Our Certified Tableau Trainers are asked a myriad of questions each day. In this series, they share some answers.
There is an example we do in the Tableau Desktop Intermediate course to look at how to union your data. In the example, we use Tableau’s Union function to append different sheets, labeled as different quarters, from a single Excel file into one long table in Tableau. My quick-thinking class the other week immediately wanted to know the limits of Tableau’s ability here. Rodney asked:
“Can we union separate files as the year here?”
Great question, Rodney – especially for a team within a company where there maybe exists a shared folder that uses standardized naming conventions for their files (e.g. Sales 2018). So, I created just a short test of Tableau’s abilities here, with three Excel files labeled as “sales eg (year)” and containing four quarters of data. I also put them in different nested folders so we can make use of Tableau’s Wildcard Union ability.

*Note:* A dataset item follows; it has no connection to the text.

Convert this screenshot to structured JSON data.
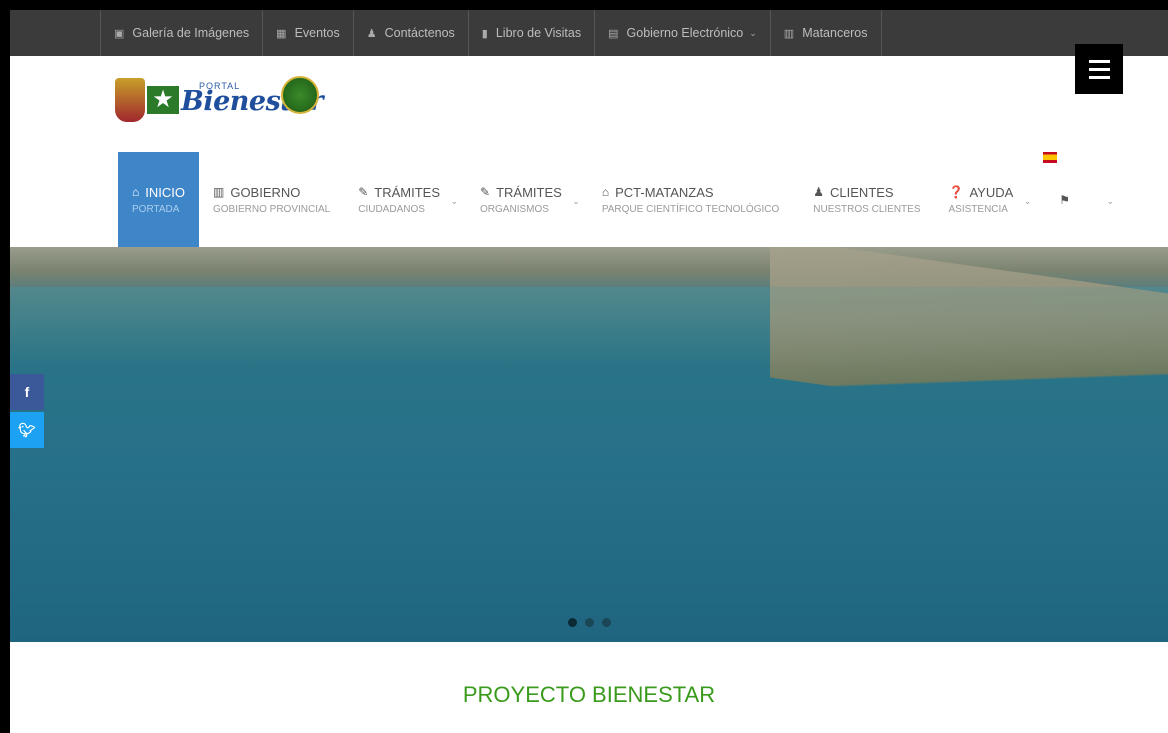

The TL;DR Version in Tableau
- Set up Wildcard Union – file names must follow a naming convention
- File paths will come in as a new column
- Use custom splits and/or calculated fields to narrow the file path field down to the year, e.g. “2018”
- Use a calculated field to combine date parts, e.g. [Q]+“ ”+[Yr]
- Change the data type to Date
- Change the start of your fiscal year from the Default Properties of the pill in the Data pane
The Extended Version
To get started, we connect to the first file and set up the union like we would normally. We are looking for files with the stem “sales eg,” with differences occurring in the name after that:
When we run the Wildcard Union, a new field appears, containing the entire file path:
So, our steps to complete now are:
- Isolate the year from the file path field, and …
- Combine with the sheet field to give us a more-complete date field to use.
We can do this using custom splits, calculated fields or a combination of the two. The basic functions we will use here for calculated fields are RIGHT and LEFT. Here, I took the right-most nine characters, then the left-most four characters of those:
A simple calculated field can join these fields together:
Then we can change the data type to Date from the icon in the top-left of the row to get an actual date field:
Tableau will assign the first month of each quarter to bring the date down to the level of detail it needs: M/D/YYYY in this case. I can change the start of my fiscal year from the Default Properties of my Date field if I need different months associated with each quarter.